L'analisi del provvedimento solleva preoccupazioni concrete in merito al mercato del lavoro transfrontaliero. Il decreto attuativo italiano prevede che parte del gettito derivante da questo prelievo sia destinato all'incremento del trattamento accessorio del personale medico e infermieristico operante nelle aree di confine. Pur non trattandosi di un finanziamento diretto allo stipendio base, il meccanismo crea un incentivo economico selettivo che mira a rafforzare l'attrattività del sistema sanitario nazionale italiano nelle regioni limitrofe, penalizzando al contempo il reddito netto dei frontalieri. L'atto parlamentare sottolinea come la combinazione di una penalizzazione fiscale e di un incentivo interno alteri le dinamiche del mercato del lavoro, richiedendo una valutazione tempestiva sulla compatibilità di tale manovra con i principi di non discriminazione previsti dai trattati internazionali in vigore tra Svizzera e Unione europea.

Punti chiave

La mozione chiede esplicitamente al Consiglio di Stato di dare seguito ai contenuti della precedente iniziativa riguardante la sospensione totale o parziale del riversamento all'Italia della quota dell'imposta alla fonte prelevata ai frontalieri. Questa azione si fonda sulla tesi che, in presenza di una violazione degli accordi internazionali da parte italiana, la Svizzera debba rivedere le modalità di trasferimento delle risorse fiscali. La procedura richiede un'intensa attività diplomatica e istituzionale, che deve coinvolgere in primo luogo la Confederazione per contestare ufficialmente i profili di incompatibilità della misura.

Domande frequenti
Quali sono i principali profili di incompatibilità contestati?
La mozione contesta la 'tassa sulla salute' per due motivi principali: la possibile violazione dell'articolo 9 dell'accordo sui frontalieri e l'incompatibilità con l'Accordo sulla libera circolazione delle persone (ALC). Si sostiene che la tassa penalizzi specificamente i frontalieri, riducendone il reddito netto e introducendo una restrizione alla libera circolazione lavorativa vietata dalla giurisprudenza della Corte di giustizia dell'UE.
Cosa chiede la mozione al Consiglio di Stato?
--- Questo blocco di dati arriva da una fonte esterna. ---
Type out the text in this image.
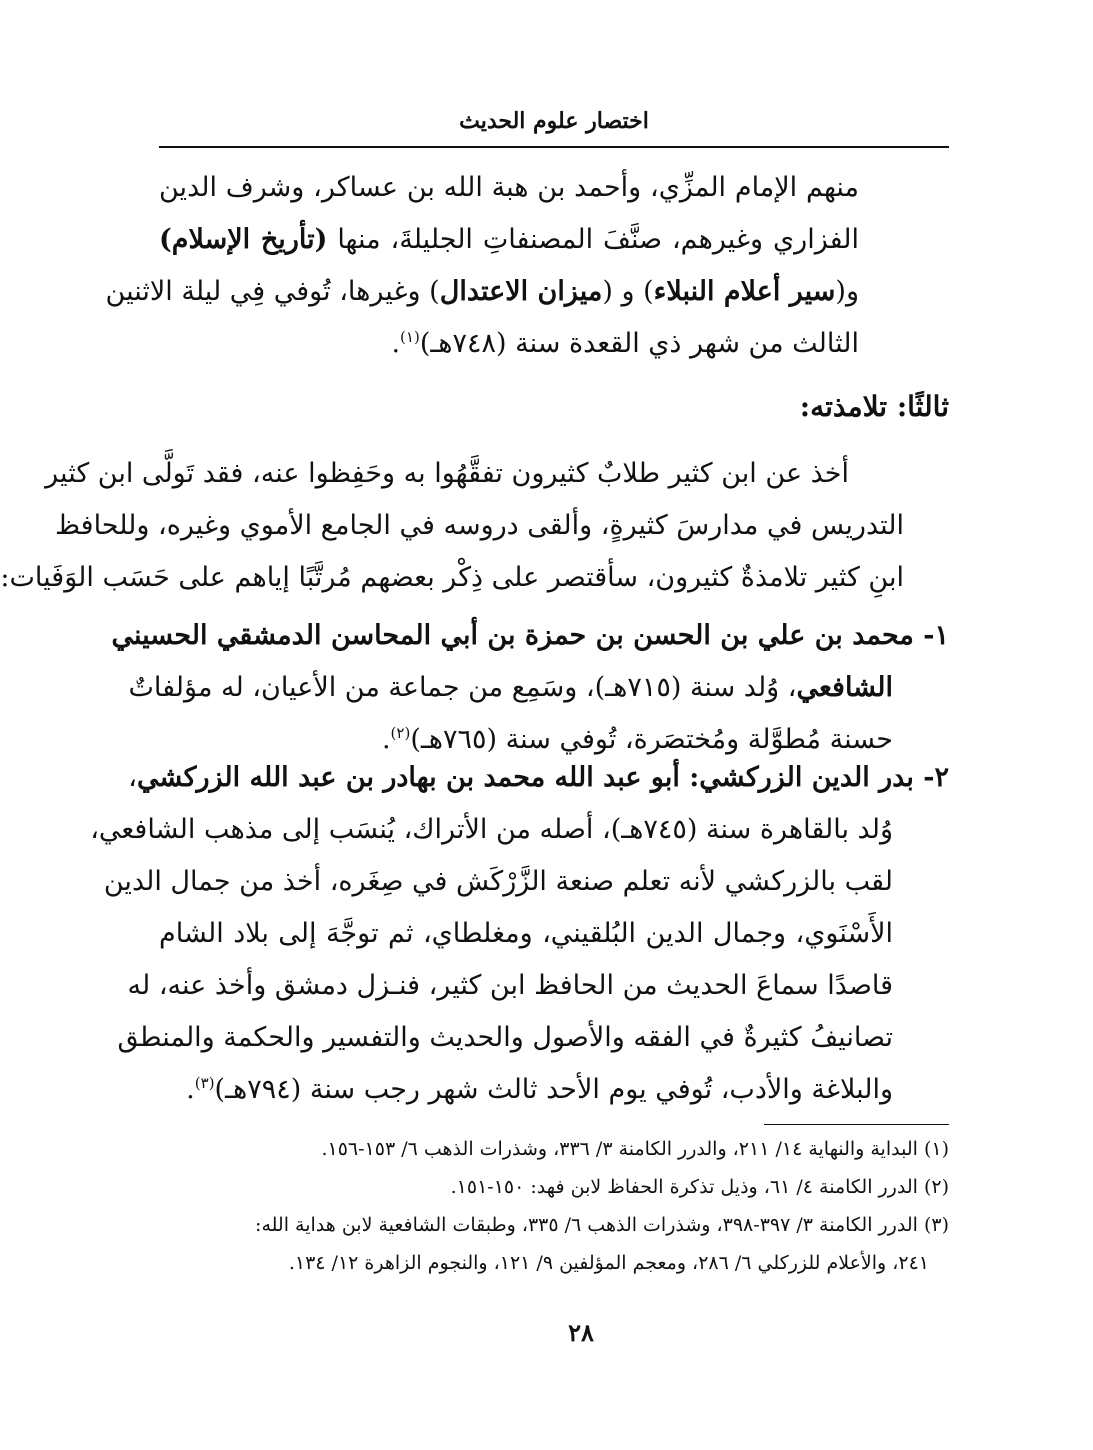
اختصار علوم الحديث
منهم الإمام المزِّي، وأحمد بن هبة الله بن عساكر، وشرف الدين
الفزاري وغيرهم، صنَّفَ المصنفاتِ الجليلةَ، منها (تأريخ الإسلام)
و(سير أعلام النبلاء) و (ميزان الاعتدال) وغيرها، تُوفي فِي ليلة الاثنين
الثالث من شهر ذي القعدة سنة (٧٤٨هـ)$^{(١)}$.
ثالثًا: تلامذته:
أخذ عن ابن كثير طلابٌ كثيرون تفقَّهُوا به وحَفِظوا عنه، فقد تَولَّى ابن كثير
التدريس في مدارسَ كثيرةٍ، وألقى دروسه في الجامع الأموي وغيره، وللحافظ
ابنِ كثير تلامذةٌ كثيرون، سأقتصر على ذِكْر بعضهم مُرتَّبًا إياهم على حَسَب الوَفَيات:
١- محمد بن علي بن الحسن بن حمزة بن أبي المحاسن الدمشقي الحسيني
الشافعي، وُلد سنة (٧١٥هـ)، وسَمِع من جماعة من الأعيان، له مؤلفاتٌ
حسنة مُطوَّلة ومُختصَرة، تُوفي سنة (٧٦٥هـ)$^{(٢)}$.
٢- بدر الدين الزركشي: أبو عبد الله محمد بن بهادر بن عبد الله الزركشي،
وُلد بالقاهرة سنة (٧٤٥هـ)، أصله من الأتراك، يُنسَب إلى مذهب الشافعي،
لقب بالزركشي لأنه تعلم صنعة الزَّرْكَش في صِغَره، أخذ من جمال الدين
الأَسْنَوي، وجمال الدين البُلقيني، ومغلطاي، ثم توجَّهَ إلى بلاد الشام
قاصدًا سماعَ الحديث من الحافظ ابن كثير، فنـزل دمشق وأخذ عنه، له
تصانيفُ كثيرةٌ في الفقه والأصول والحديث والتفسير والحكمة والمنطق
والبلاغة والأدب، تُوفي يوم الأحد ثالث شهر رجب سنة (٧٩٤هـ)$^{(٣)}$.
(١) البداية والنهاية ١٤/ ٢١١، والدرر الكامنة ٣/ ٣٣٦، وشذرات الذهب ٦/ ١٥٣-١٥٦.
(٢) الدرر الكامنة ٤/ ٦١، وذيل تذكرة الحفاظ لابن فهد: ١٥٠-١٥١.
(٣) الدرر الكامنة ٣/ ٣٩٧-٣٩٨، وشذرات الذهب ٦/ ٣٣٥، وطبقات الشافعية لابن هداية الله:
٢٤١، والأعلام للزركلي ٦/ ٢٨٦، ومعجم المؤلفين ٩/ ١٢١، والنجوم الزاهرة ١٢/ ١٣٤.
٢٨
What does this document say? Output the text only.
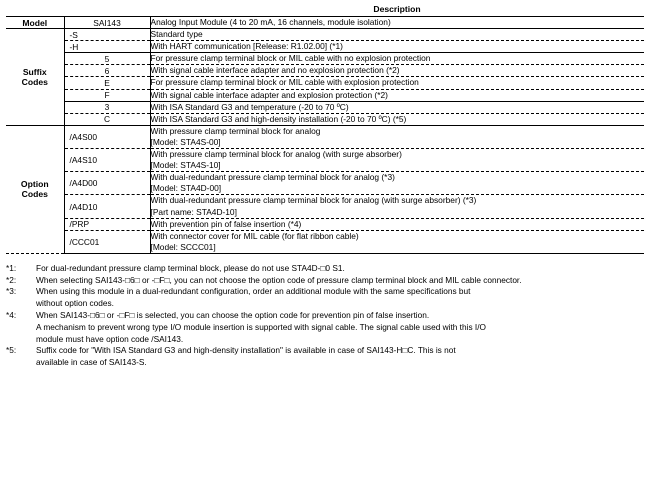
		Description
Model	SAI143	Analog Input Module (4 to 20 mA, 16 channels, module isolation)
Suffix
Codes	-S	Standard type
	-H	With HART communication [Release: R1.02.00] (*1)
	5	For pressure clamp terminal block or MIL cable with no explosion protection
	6	With signal cable interface adapter and no explosion protection (*2)
	E	For pressure clamp terminal block or MIL cable with explosion protection
	F	With signal cable interface adapter and explosion protection (*2)
	3	With ISA Standard G3 and temperature (-20 to 70 ºC)
	C	With ISA Standard G3 and high-density installation (-20 to 70 ºC) (*5)
Option
Codes	/A4S00	With pressure clamp terminal block for analog
[Model: STA4S-00]
	/A4S10	With pressure clamp terminal block for analog (with surge absorber)
[Model: STA4S-10]
	/A4D00	With dual-redundant pressure clamp terminal block for analog (*3)
[Model: STA4D-00]
	/A4D10	With dual-redundant pressure clamp terminal block for analog (with surge absorber) (*3)
[Part name: STA4D-10]
	/PRP	With prevention pin of false insertion (*4)
	/CCC01	With connector cover for MIL cable (for flat ribbon cable)
[Model: SCCC01]
*1:	For dual-redundant pressure clamp terminal block, please do not use STA4D-□0 S1.
*2:	When selecting SAI143-□6□ or -□F□, you can not choose the option code of pressure clamp terminal block and MIL cable connector.
*3:	When using this module in a dual-redundant configuration, order an additional module with the same specifications but
without option codes.
*4:	When SAI143-□6□ or -□F□ is selected, you can choose the option code for prevention pin of false insertion.
A mechanism to prevent wrong type I/O module insertion is supported with signal cable. The signal cable used with this I/O
module must have option code /SAI143.
*5:	Suffix code for "With ISA Standard G3 and high-density installation" is available in case of SAI143-H□C. This is not
available in case of SAI143-S.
La mozione chiede di sospendere, in tutto o in parte, il riversamento all'Italia della quota d'imposta alla fonte prelevata ai frontalieri. Inoltre, richiede di attivare le autorità federali per valutare la legittimità della tassa, promuovere iniziative diplomatiche con l'Italia per contestare la misura e informare regolarmente il Gran Consiglio sugli esiti delle verifiche giuridiche.
Perché la tassa viene definita un incentivo selettivo?
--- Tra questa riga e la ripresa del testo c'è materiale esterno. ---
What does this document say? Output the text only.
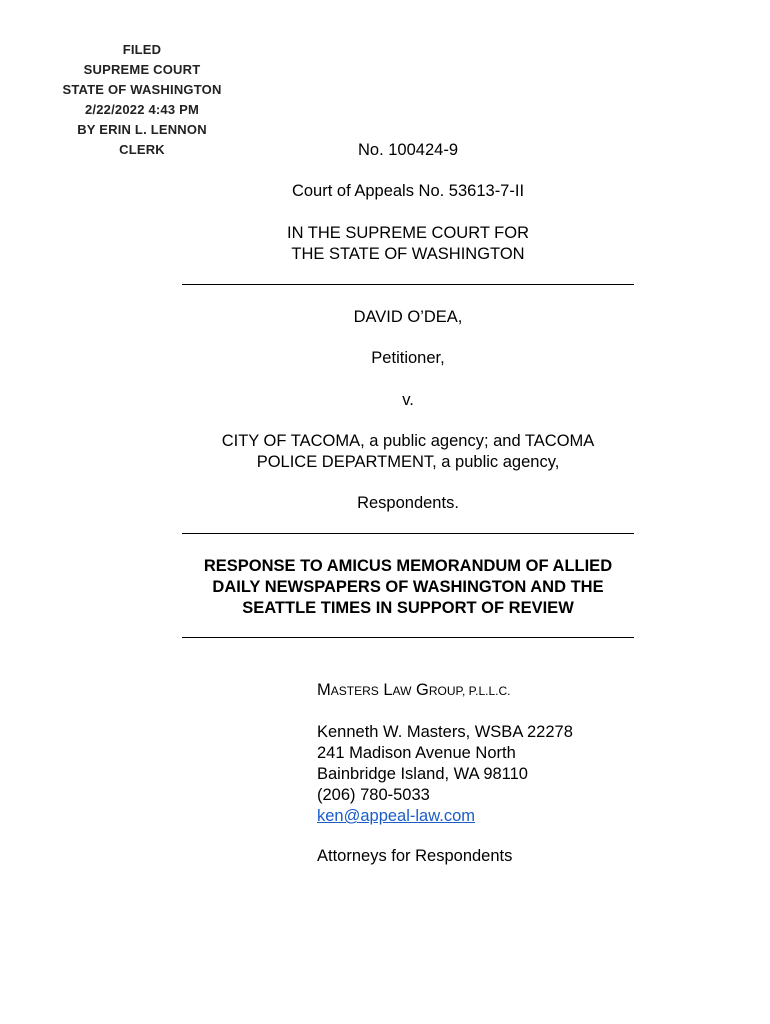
FILED
SUPREME COURT
STATE OF WASHINGTON
2/22/2022 4:43 PM
BY ERIN L. LENNON
CLERK	No. 100424-9
Court of Appeals No. 53613-7-II
IN THE SUPREME COURT FOR
THE STATE OF WASHINGTON
DAVID O’DEA,
Petitioner,
v.
CITY OF TACOMA, a public agency; and TACOMA
POLICE DEPARTMENT, a public agency,
Respondents.
RESPONSE TO AMICUS MEMORANDUM OF ALLIED
DAILY NEWSPAPERS OF WASHINGTON AND THE
SEATTLE TIMES IN SUPPORT OF REVIEW
MASTERS LAW GROUP, P.L.L.C.
Kenneth W. Masters, WSBA 22278
241 Madison Avenue North
Bainbridge Island, WA 98110
(206) 780-5033
ken@appeal-law.com
Attorneys for Respondents
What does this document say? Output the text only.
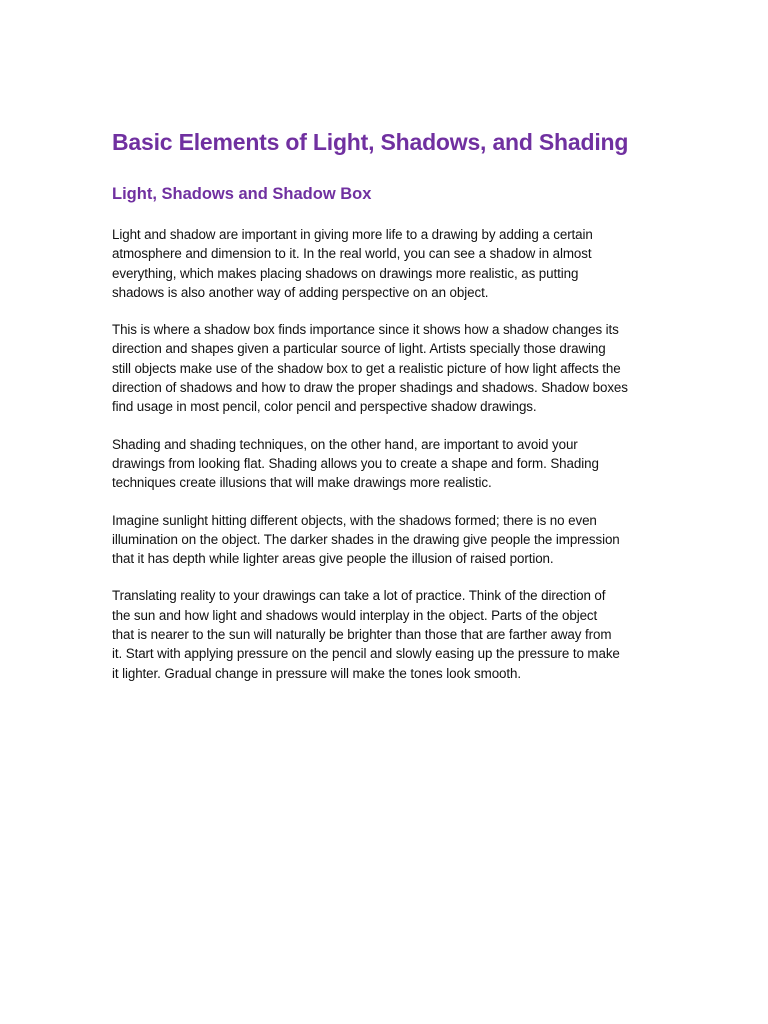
Basic Elements of Light, Shadows, and Shading
Light, Shadows and Shadow Box

Light and shadow are important in giving more life to a drawing by adding a certain
atmosphere and dimension to it. In the real world, you can see a shadow in almost
everything, which makes placing shadows on drawings more realistic, as putting
shadows is also another way of adding perspective on an object.

This is where a shadow box finds importance since it shows how a shadow changes its
direction and shapes given a particular source of light. Artists specially those drawing
still objects make use of the shadow box to get a realistic picture of how light affects the
direction of shadows and how to draw the proper shadings and shadows. Shadow boxes
find usage in most pencil, color pencil and perspective shadow drawings.

Shading and shading techniques, on the other hand, are important to avoid your
drawings from looking flat. Shading allows you to create a shape and form. Shading
techniques create illusions that will make drawings more realistic.

Imagine sunlight hitting different objects, with the shadows formed; there is no even
illumination on the object. The darker shades in the drawing give people the impression
that it has depth while lighter areas give people the illusion of raised portion.

Translating reality to your drawings can take a lot of practice. Think of the direction of
the sun and how light and shadows would interplay in the object. Parts of the object
that is nearer to the sun will naturally be brighter than those that are farther away from
it. Start with applying pressure on the pencil and slowly easing up the pressure to make
it lighter. Gradual change in pressure will make the tones look smooth.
Secondo il documento parlamentare, il decreto attuativo italiano destina parte del gettito della tassa all'incremento del trattamento accessorio del personale medico e infermieristico nelle aree di confine. Questo meccanismo viene interpretato come un incentivo economico che, combinato con la penalizzazione dei frontalieri, mira a influenzare il mercato del lavoro transfrontaliero a favore del sistema sanitario italiano.